Monasterio, A Belmond Hotel, Cusco
Part of Phasec create
Monasterio sits in Cusco's Centro Histórico, occupying a baroque monastery founded in 1595 on the foundations of an Inca palace — the original stonework is still visible in the walls. The hotel is twenty minutes by road from Alejandro Velasco Astete Airport, and the central square is on the doorstep.
The building holds ninety-seven rooms and twenty suites arranged around cloistered courtyards. Because Cusco sits at high altitude, many suites and some rooms can be enriched with supplemental oxygen to help with acclimatisation; the suites range from thirty-one to seventy-one square metres. Rooms vary in size and character — each is distinct, and the décor draws on the hotel's collection of Cusco School art, a tradition of colonial-era Andean religious painting that fills the corridors and chapels.

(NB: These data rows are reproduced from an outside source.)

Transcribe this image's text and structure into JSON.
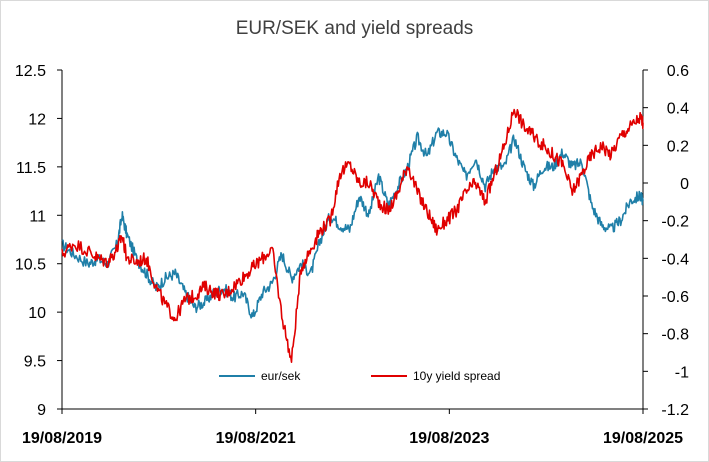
{
  "chart_data": {
    "type": "line",
    "title": "EUR/SEK and yield spreads",
    "xlabel": "",
    "ylabel": "",
    "y_left": {
      "min": 9,
      "max": 12.5,
      "step": 0.5,
      "ticks": [
        "12.5",
        "12",
        "11.5",
        "11",
        "10.5",
        "10",
        "9.5",
        "9"
      ]
    },
    "y_right": {
      "min": -1.2,
      "max": 0.6,
      "step": 0.2,
      "ticks": [
        "0.6",
        "0.4",
        "0.2",
        "0",
        "-0.2",
        "-0.4",
        "-0.6",
        "-0.8",
        "-1",
        "-1.2"
      ]
    },
    "x_ticks": [
      "19/08/2019",
      "19/08/2021",
      "19/08/2023",
      "19/08/2025"
    ],
    "legend": {
      "placement": "bottom-center"
    },
    "grid": false,
    "series": [
      {
        "name": "eur/sek",
        "axis": "left",
        "color": "#1f7fa8",
        "x": [
          2019.63,
          2019.75,
          2019.9,
          2020.0,
          2020.1,
          2020.2,
          2020.25,
          2020.3,
          2020.4,
          2020.5,
          2020.6,
          2020.7,
          2020.8,
          2020.9,
          2021.0,
          2021.1,
          2021.2,
          2021.3,
          2021.4,
          2021.5,
          2021.6,
          2021.7,
          2021.8,
          2021.9,
          2022.0,
          2022.1,
          2022.2,
          2022.3,
          2022.4,
          2022.5,
          2022.6,
          2022.7,
          2022.8,
          2022.9,
          2023.0,
          2023.1,
          2023.2,
          2023.3,
          2023.4,
          2023.5,
          2023.6,
          2023.7,
          2023.8,
          2023.9,
          2024.0,
          2024.1,
          2024.2,
          2024.3,
          2024.4,
          2024.5,
          2024.6,
          2024.7,
          2024.8,
          2024.9,
          2025.0,
          2025.1,
          2025.2,
          2025.3,
          2025.4,
          2025.5,
          2025.6,
          2025.63
        ],
        "values": [
          10.7,
          10.6,
          10.5,
          10.55,
          10.5,
          10.7,
          11.0,
          10.8,
          10.55,
          10.4,
          10.25,
          10.35,
          10.4,
          10.2,
          10.05,
          10.1,
          10.2,
          10.25,
          10.15,
          10.2,
          9.95,
          10.2,
          10.3,
          10.6,
          10.35,
          10.5,
          10.4,
          10.75,
          11.0,
          10.9,
          10.85,
          11.2,
          11.0,
          11.4,
          11.1,
          11.3,
          11.5,
          11.8,
          11.6,
          11.85,
          11.85,
          11.6,
          11.4,
          11.6,
          11.3,
          11.5,
          11.5,
          11.8,
          11.5,
          11.3,
          11.5,
          11.5,
          11.65,
          11.5,
          11.55,
          11.1,
          10.9,
          10.85,
          10.95,
          11.15,
          11.2,
          11.15
        ]
      },
      {
        "name": "10y yield spread",
        "axis": "right",
        "color": "#e00000",
        "x": [
          2019.63,
          2019.75,
          2019.9,
          2020.0,
          2020.1,
          2020.2,
          2020.25,
          2020.3,
          2020.4,
          2020.5,
          2020.6,
          2020.7,
          2020.8,
          2020.9,
          2021.0,
          2021.1,
          2021.2,
          2021.3,
          2021.4,
          2021.5,
          2021.6,
          2021.7,
          2021.8,
          2021.9,
          2022.0,
          2022.1,
          2022.2,
          2022.3,
          2022.4,
          2022.5,
          2022.6,
          2022.7,
          2022.8,
          2022.9,
          2023.0,
          2023.1,
          2023.2,
          2023.3,
          2023.4,
          2023.5,
          2023.6,
          2023.7,
          2023.8,
          2023.9,
          2024.0,
          2024.1,
          2024.2,
          2024.3,
          2024.4,
          2024.5,
          2024.6,
          2024.7,
          2024.8,
          2024.9,
          2025.0,
          2025.1,
          2025.2,
          2025.3,
          2025.4,
          2025.5,
          2025.6,
          2025.63
        ],
        "values": [
          -0.38,
          -0.32,
          -0.36,
          -0.4,
          -0.42,
          -0.35,
          -0.28,
          -0.4,
          -0.42,
          -0.4,
          -0.55,
          -0.65,
          -0.72,
          -0.62,
          -0.6,
          -0.55,
          -0.58,
          -0.6,
          -0.55,
          -0.5,
          -0.45,
          -0.4,
          -0.35,
          -0.7,
          -0.95,
          -0.45,
          -0.35,
          -0.25,
          -0.2,
          0.05,
          0.1,
          0.0,
          0.0,
          -0.1,
          -0.15,
          -0.05,
          0.1,
          -0.05,
          -0.15,
          -0.25,
          -0.2,
          -0.15,
          -0.05,
          0.0,
          -0.1,
          0.05,
          0.2,
          0.4,
          0.3,
          0.25,
          0.2,
          0.15,
          0.1,
          -0.05,
          0.05,
          0.15,
          0.2,
          0.15,
          0.25,
          0.3,
          0.35,
          0.32
        ]
      }
    ]
  }
}
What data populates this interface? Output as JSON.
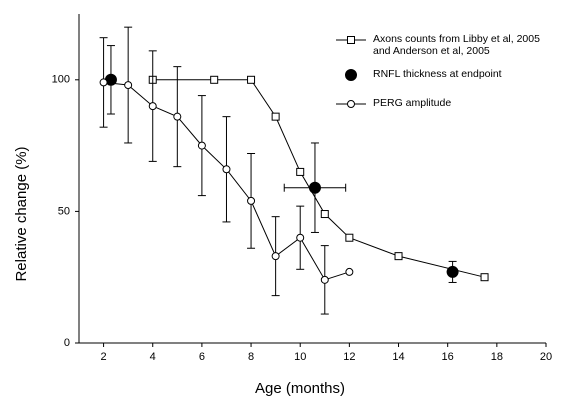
{
  "chart_data": {
    "type": "line",
    "x_label": "Age (months)",
    "y_label": "Relative change (%)",
    "xlim": [
      1,
      20
    ],
    "xticks": [
      2,
      4,
      6,
      8,
      10,
      12,
      14,
      16,
      18,
      20
    ],
    "ylim": [
      0,
      125
    ],
    "yticks": [
      0,
      50,
      100
    ],
    "legend": "upper right",
    "grid": false,
    "series": [
      {
        "name": "Axons counts from Libby et al, 2005 and Anderson et al, 2005",
        "color": "#000000",
        "marker": "square",
        "filled": false,
        "line": true,
        "x": [
          4,
          6.5,
          8,
          9,
          10,
          11,
          12,
          14,
          17.5
        ],
        "values": [
          100,
          100,
          100,
          86,
          65,
          49,
          40,
          33,
          25
        ]
      },
      {
        "name": "RNFL thickness at endpoint",
        "color": "#000000",
        "marker": "circle",
        "filled": true,
        "line": false,
        "x": [
          2.3,
          10.6,
          16.2
        ],
        "values": [
          100,
          59,
          27
        ],
        "y_err": [
          13,
          17,
          4
        ],
        "x_err": [
          null,
          1.25,
          null
        ]
      },
      {
        "name": "PERG amplitude",
        "color": "#000000",
        "marker": "circle",
        "filled": false,
        "line": true,
        "x": [
          2,
          3,
          4,
          5,
          6,
          7,
          8,
          9,
          10,
          11,
          12
        ],
        "values": [
          99,
          98,
          90,
          86,
          75,
          66,
          54,
          33,
          40,
          24,
          27
        ],
        "y_err": [
          17,
          22,
          21,
          19,
          19,
          20,
          18,
          15,
          12,
          13,
          null
        ]
      }
    ]
  }
}
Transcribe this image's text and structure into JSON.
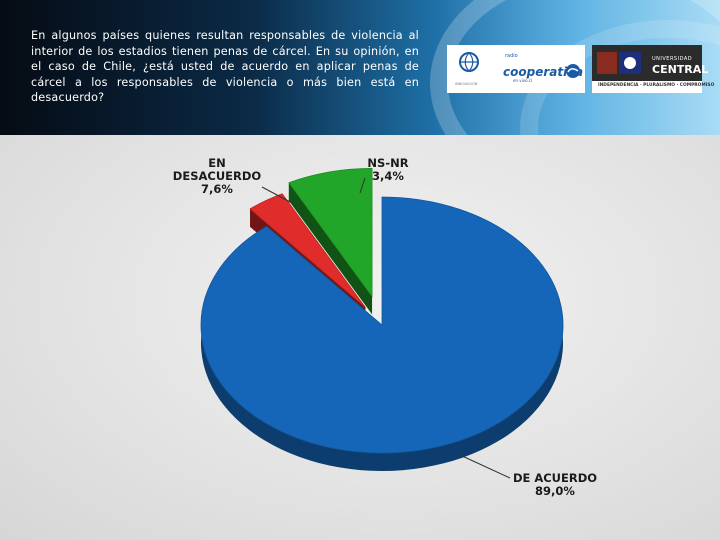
{
  "question": "En algunos países quienes resultan responsables de violencia al interior de los estadios tienen penas de cárcel. En su opinión, en el caso de Chile, ¿está usted de acuerdo en aplicar penas de cárcel a los responsables de violencia o más bien está en desacuerdo?",
  "logos": {
    "cooperativa": {
      "sup": "radio",
      "name": "cooperativa",
      "tag": "en vivo.cl",
      "innovation": "INNOVACIÓN"
    },
    "universidad": {
      "line1": "UNIVERSIDAD",
      "line2": "CENTRAL",
      "tagline": "INDEPENDENCIA · PLURALISMO · COMPROMISO"
    }
  },
  "chart_data": {
    "type": "pie",
    "title": "",
    "slices": [
      {
        "label_line1": "DE ACUERDO",
        "label_line2": "",
        "value": 89.0,
        "display": "89,0%",
        "color": "#1566b8"
      },
      {
        "label_line1": "NS-NR",
        "label_line2": "",
        "value": 3.4,
        "display": "3,4%",
        "color": "#e12c2c"
      },
      {
        "label_line1": "EN",
        "label_line2": "DESACUERDO",
        "value": 7.6,
        "display": "7,6%",
        "color": "#22a62a"
      }
    ]
  }
}
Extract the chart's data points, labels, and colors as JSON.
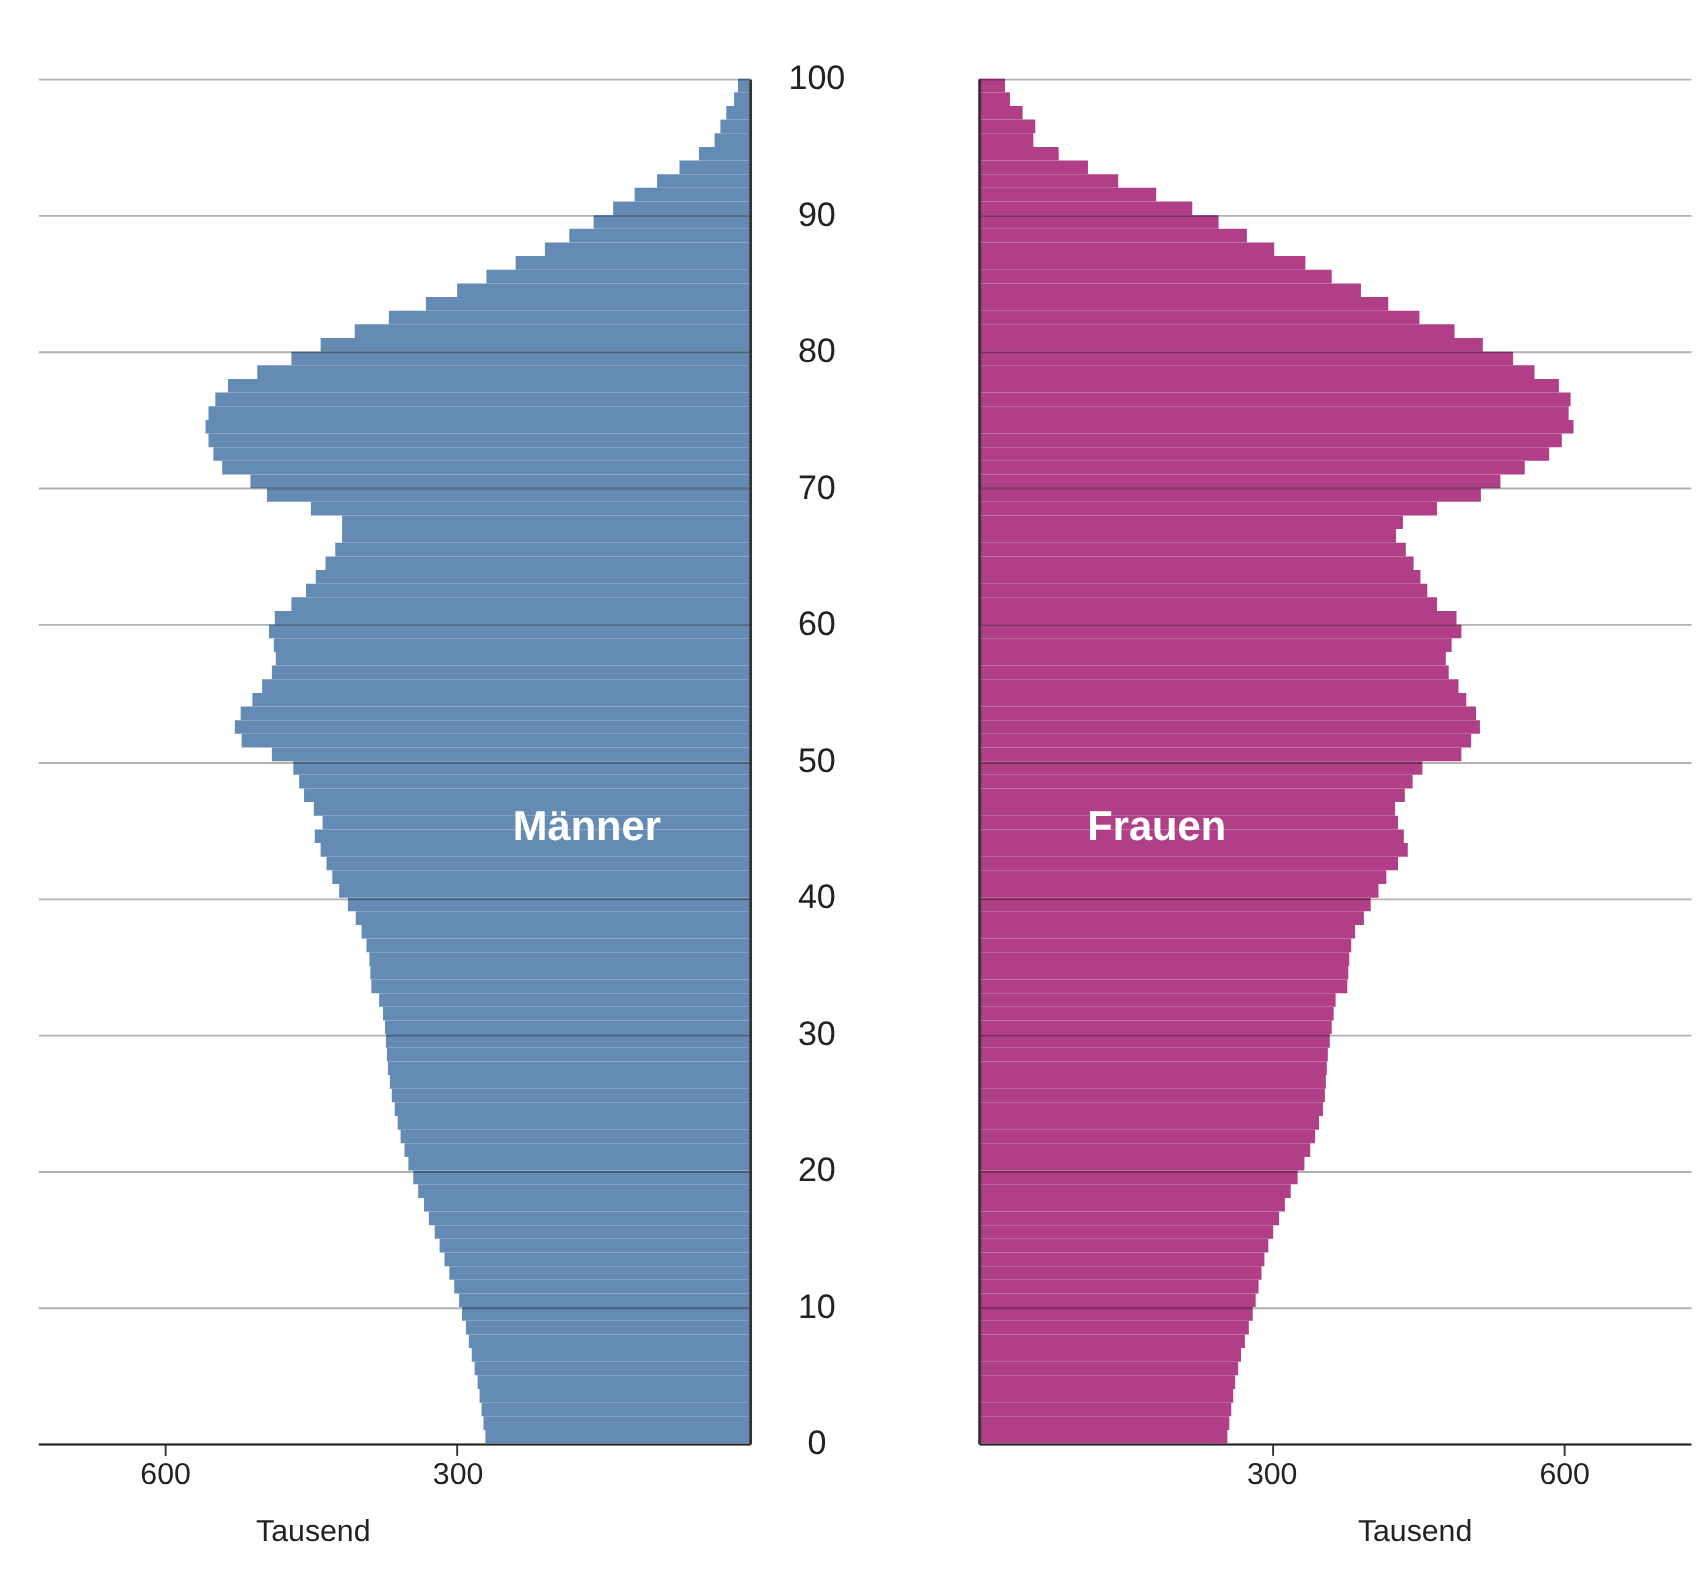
{
  "chart_data": [
    {
      "type": "bar",
      "orientation": "horizontal",
      "xlabel": "Tausend",
      "xlim": [
        730,
        0
      ],
      "xticks": [
        600,
        300
      ],
      "ylim": [
        0,
        100
      ],
      "yticks": [
        0,
        10,
        20,
        30,
        40,
        50,
        60,
        70,
        80,
        90,
        100
      ],
      "grid": "y",
      "x": [
        0.5,
        1.5,
        2.5,
        3.5,
        4.5,
        5.5,
        6.5,
        7.5,
        8.5,
        9.5,
        10.5,
        11.5,
        12.5,
        13.5,
        14.5,
        15.5,
        16.5,
        17.5,
        18.5,
        19.5,
        20.5,
        21.5,
        22.5,
        23.5,
        24.5,
        25.5,
        26.5,
        27.5,
        28.5,
        29.5,
        30.5,
        31.5,
        32.5,
        33.5,
        34.5,
        35.5,
        36.5,
        37.5,
        38.5,
        39.5,
        40.5,
        41.5,
        42.5,
        43.5,
        44.5,
        45.5,
        46.5,
        47.5,
        48.5,
        49.5,
        50.5,
        51.5,
        52.5,
        53.5,
        54.5,
        55.5,
        56.5,
        57.5,
        58.5,
        59.5,
        60.5,
        61.5,
        62.5,
        63.5,
        64.5,
        65.5,
        66.5,
        67.5,
        68.5,
        69.5,
        70.5,
        71.5,
        72.5,
        73.5,
        74.5,
        75.5,
        76.5,
        77.5,
        78.5,
        79.5,
        80.5,
        81.5,
        82.5,
        83.5,
        84.5,
        85.5,
        86.5,
        87.5,
        88.5,
        89.5,
        90.5,
        91.5,
        92.5,
        93.5,
        94.5,
        95.5,
        96.5,
        97.5,
        98.5,
        99.5
      ],
      "series": [
        {
          "name": "Männer",
          "color": "#648bb3",
          "values": [
            271,
            273,
            275,
            277,
            279,
            282,
            285,
            288,
            291,
            295,
            298,
            303,
            308,
            313,
            318,
            323,
            329,
            334,
            340,
            345,
            350,
            354,
            358,
            361,
            364,
            367,
            369,
            371,
            372,
            373,
            374,
            376,
            380,
            388,
            389,
            390,
            393,
            398,
            404,
            412,
            421,
            428,
            434,
            440,
            446,
            438,
            447,
            457,
            462,
            468,
            490,
            521,
            528,
            522,
            510,
            500,
            490,
            486,
            488,
            493,
            487,
            470,
            455,
            445,
            435,
            425,
            418,
            418,
            450,
            495,
            512,
            541,
            550,
            555,
            558,
            555,
            548,
            535,
            505,
            470,
            440,
            405,
            370,
            332,
            300,
            270,
            240,
            210,
            185,
            160,
            140,
            118,
            95,
            72,
            52,
            36,
            30,
            24,
            16,
            12
          ]
        }
      ]
    },
    {
      "type": "bar",
      "orientation": "horizontal",
      "xlabel": "Tausend",
      "xlim": [
        0,
        730
      ],
      "xticks": [
        300,
        600
      ],
      "ylim": [
        0,
        100
      ],
      "yticks": [
        0,
        10,
        20,
        30,
        40,
        50,
        60,
        70,
        80,
        90,
        100
      ],
      "grid": "y",
      "tick_labels": "x",
      "x": [
        0.5,
        1.5,
        2.5,
        3.5,
        4.5,
        5.5,
        6.5,
        7.5,
        8.5,
        9.5,
        10.5,
        11.5,
        12.5,
        13.5,
        14.5,
        15.5,
        16.5,
        17.5,
        18.5,
        19.5,
        20.5,
        21.5,
        22.5,
        23.5,
        24.5,
        25.5,
        26.5,
        27.5,
        28.5,
        29.5,
        30.5,
        31.5,
        32.5,
        33.5,
        34.5,
        35.5,
        36.5,
        37.5,
        38.5,
        39.5,
        40.5,
        41.5,
        42.5,
        43.5,
        44.5,
        45.5,
        46.5,
        47.5,
        48.5,
        49.5,
        50.5,
        51.5,
        52.5,
        53.5,
        54.5,
        55.5,
        56.5,
        57.5,
        58.5,
        59.5,
        60.5,
        61.5,
        62.5,
        63.5,
        64.5,
        65.5,
        66.5,
        67.5,
        68.5,
        69.5,
        70.5,
        71.5,
        72.5,
        73.5,
        74.5,
        75.5,
        76.5,
        77.5,
        78.5,
        79.5,
        80.5,
        81.5,
        82.5,
        83.5,
        84.5,
        85.5,
        86.5,
        87.5,
        88.5,
        89.5,
        90.5,
        91.5,
        92.5,
        93.5,
        94.5,
        95.5,
        96.5,
        97.5,
        98.5,
        99.5
      ],
      "series": [
        {
          "name": "Frauen",
          "color": "#b03f87",
          "values": [
            255,
            257,
            259,
            261,
            263,
            266,
            269,
            273,
            277,
            281,
            284,
            287,
            290,
            293,
            297,
            302,
            308,
            314,
            320,
            327,
            334,
            340,
            345,
            349,
            353,
            355,
            356,
            357,
            358,
            360,
            362,
            364,
            366,
            378,
            379,
            380,
            382,
            386,
            395,
            402,
            410,
            418,
            430,
            440,
            436,
            430,
            427,
            437,
            445,
            455,
            495,
            505,
            514,
            510,
            500,
            492,
            482,
            479,
            485,
            495,
            490,
            470,
            460,
            453,
            446,
            438,
            428,
            435,
            470,
            515,
            535,
            560,
            585,
            598,
            610,
            605,
            607,
            595,
            570,
            548,
            517,
            488,
            452,
            420,
            392,
            362,
            335,
            303,
            275,
            246,
            219,
            182,
            143,
            112,
            82,
            56,
            58,
            45,
            32,
            27
          ]
        }
      ]
    }
  ]
}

At the centre of the main courtyard stands a three-hundred-year-old Andean cedar, said to be the last of its kind in Cusco. An ornate baroque chapel within the walls is available for ceremonies.
The two restaurants take different approaches: Oqre, in the cloisters overlooking the courtyard, serves Peruvian cooking built around native potatoes, paiche fish, loche squash, and Peruvian lamb; El Tupay is an international fine-dining room set under stone arches with live opera. The Oqre Bar is in the lobby. Cooking classes and an Andean spirits tasting are among the additional dining experiences offered.
For onward travel, Poroy train station — the departure point for trains toward Machu Picchu — is forty minutes by road.